The first revolves around timing. The period following a disaster may not be the best time – morally and practically – to attempt longer term social change, given that many people have immediate needs. There may thus be a tension between the fairness principle and the need to channel support to the most vulnerable, on the one hand, and the longer term view encased in “build back better” ambitions, on the other.
Also, psychologists point out that individual and collective decision-making capabilities are challenged in times of stress. We are more likely to make judgments and decisions based on pre-existing biases when we are under pressure.
An example was the Sri Lankan government’s decision to establish a 200-metre “buffer zone” along the coast after the 2004 tsunami. But instead of protecting people it had the effect of displacing poor fishers and small, informal traders from their traditional locations adjacent to the beach. Some of this may be explained as a form of “disaster capitalism”, where elites make intentional use of a crisis to displace local people for their own benefit.
My own research in Sri Lanka suggested that unintentional biases also played a role. The buffer zone fiasco showed how, in a crisis, decision makers are prone to rash and unsubstantiated decisions based on pre-existing biases, which, as in this case, include a bias among government and business leaders against informal economic activity. The resulting interventions have clear “losers”.

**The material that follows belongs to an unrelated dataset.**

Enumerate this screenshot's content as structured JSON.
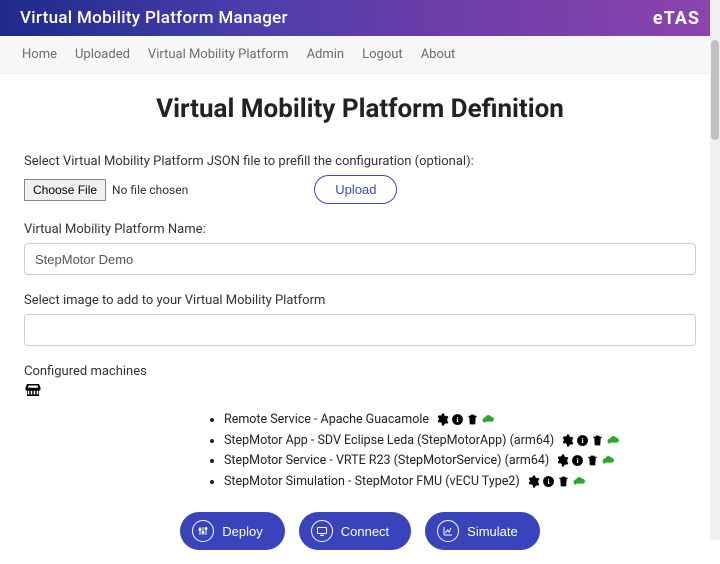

What’s different this time
The current crisis has at least four important, interrelated characteristics that make it notably different from previous disasters evoking the call to “build back better”.
It is not a physical disaster, but about public health and socioeconomic contraction. The physical aspects of actually building back better do not apply. The phrase is thus used in an even more metaphorical way, which could further increase the risks of vacuity, bias, or even intentional misdirection.

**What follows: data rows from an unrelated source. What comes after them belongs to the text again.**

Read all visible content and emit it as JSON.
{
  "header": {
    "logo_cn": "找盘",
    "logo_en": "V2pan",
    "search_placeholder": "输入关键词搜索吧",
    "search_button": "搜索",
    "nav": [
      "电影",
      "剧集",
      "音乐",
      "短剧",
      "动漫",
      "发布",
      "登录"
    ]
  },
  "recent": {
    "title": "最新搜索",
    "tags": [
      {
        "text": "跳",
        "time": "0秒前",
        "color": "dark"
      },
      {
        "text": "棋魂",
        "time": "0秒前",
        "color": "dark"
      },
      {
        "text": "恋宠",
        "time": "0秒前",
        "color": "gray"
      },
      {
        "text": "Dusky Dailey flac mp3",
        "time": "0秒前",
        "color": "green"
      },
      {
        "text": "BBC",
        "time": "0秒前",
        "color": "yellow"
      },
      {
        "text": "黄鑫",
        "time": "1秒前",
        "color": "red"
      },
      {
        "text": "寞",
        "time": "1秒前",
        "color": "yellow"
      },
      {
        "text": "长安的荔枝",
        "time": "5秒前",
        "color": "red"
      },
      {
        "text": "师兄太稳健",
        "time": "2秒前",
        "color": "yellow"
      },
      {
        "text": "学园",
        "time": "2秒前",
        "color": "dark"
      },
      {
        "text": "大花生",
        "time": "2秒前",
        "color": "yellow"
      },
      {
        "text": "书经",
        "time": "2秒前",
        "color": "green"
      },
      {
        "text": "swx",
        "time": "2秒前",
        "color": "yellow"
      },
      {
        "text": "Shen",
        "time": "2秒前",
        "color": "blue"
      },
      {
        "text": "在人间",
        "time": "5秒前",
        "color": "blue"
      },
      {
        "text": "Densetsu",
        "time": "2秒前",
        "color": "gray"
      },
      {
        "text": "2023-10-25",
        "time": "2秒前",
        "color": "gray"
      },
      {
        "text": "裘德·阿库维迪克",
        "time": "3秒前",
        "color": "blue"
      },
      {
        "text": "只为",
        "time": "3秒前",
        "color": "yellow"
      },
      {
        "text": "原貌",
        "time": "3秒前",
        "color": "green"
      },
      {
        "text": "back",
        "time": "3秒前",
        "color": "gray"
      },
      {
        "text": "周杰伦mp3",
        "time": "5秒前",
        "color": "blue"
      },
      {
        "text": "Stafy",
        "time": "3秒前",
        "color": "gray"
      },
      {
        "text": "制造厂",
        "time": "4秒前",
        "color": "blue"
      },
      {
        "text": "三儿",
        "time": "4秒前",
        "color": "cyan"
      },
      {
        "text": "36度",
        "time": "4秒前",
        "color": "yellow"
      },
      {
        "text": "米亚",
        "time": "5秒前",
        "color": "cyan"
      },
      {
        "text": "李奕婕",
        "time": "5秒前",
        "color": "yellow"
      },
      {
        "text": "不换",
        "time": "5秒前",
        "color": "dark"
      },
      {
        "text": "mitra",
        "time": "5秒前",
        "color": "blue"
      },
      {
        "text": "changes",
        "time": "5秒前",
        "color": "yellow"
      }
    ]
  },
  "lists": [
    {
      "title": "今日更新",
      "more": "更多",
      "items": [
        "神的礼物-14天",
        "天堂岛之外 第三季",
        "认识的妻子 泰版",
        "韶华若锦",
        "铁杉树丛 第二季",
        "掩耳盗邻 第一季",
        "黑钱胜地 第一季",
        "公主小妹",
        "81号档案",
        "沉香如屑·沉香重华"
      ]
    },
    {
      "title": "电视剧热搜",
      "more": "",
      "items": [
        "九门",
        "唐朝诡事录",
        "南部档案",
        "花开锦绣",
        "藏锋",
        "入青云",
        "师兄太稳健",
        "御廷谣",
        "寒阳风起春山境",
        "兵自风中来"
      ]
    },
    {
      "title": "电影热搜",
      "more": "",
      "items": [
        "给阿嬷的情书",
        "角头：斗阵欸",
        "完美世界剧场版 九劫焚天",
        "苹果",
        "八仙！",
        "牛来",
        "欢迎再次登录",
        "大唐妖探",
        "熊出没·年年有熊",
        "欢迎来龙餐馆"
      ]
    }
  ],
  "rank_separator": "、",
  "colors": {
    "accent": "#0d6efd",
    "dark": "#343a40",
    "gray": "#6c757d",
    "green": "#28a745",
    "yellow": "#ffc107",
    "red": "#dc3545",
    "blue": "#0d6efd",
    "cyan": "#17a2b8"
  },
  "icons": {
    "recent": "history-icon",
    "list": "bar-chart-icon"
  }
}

The pandemic is not a short and sudden event, but a drawn-out crisis involving cascading and interlinked disruptions. The challenge of balancing tensions between short-term relief and longer-term objectives are acute, and they are further complicated by profound uncertainties surrounding the trajectory of the disease.
COVID-19 has a global geographic scope and affects everybody, though in unequal ways. Thus, while disasters such as tsunamis, earthquakes or fires normally affect particular regions that can then receive targeted assistance from national governments or even global relief efforts, COVID-19 is affecting all countries and this constrains the support given to especially vulnerable regions or groups.
The COVID-19 pandemic involves interlinked health, economic and social crises. It thus creates an especially complex and intersectional set of difficulties. This means that people who invoke “building back better” may either focus on one particular aspect of the crisis, or attempt to tackle a bewilderingly complex set of interactions across natural, social and economic systems. Either of these strategies creates risks of oversimplification, bias and unintended consequences.
The phrase “building back better” should be used with caution. Different people will have different views of what “better” actually means and how to achieve it. Crisis situations exacerbate our tendency to emphasise pre-established templates for action and to succumb to biases, such as the all-too-common bias against informal economic activity.
But this does not mean that we should give up on the basic aspiration invoked by the phrase. The essential requirement is to explicate and discuss the underlying tensions and synergies between short- and long-term objectives, as well as the assumptions we hold around what we consider to be “better” and how to achieve it.
Key criteria by which to assess such assumptions and plans include fairness and inclusion, in that the needs, interests, and participation of the poor and vulnerable need to be prioritised.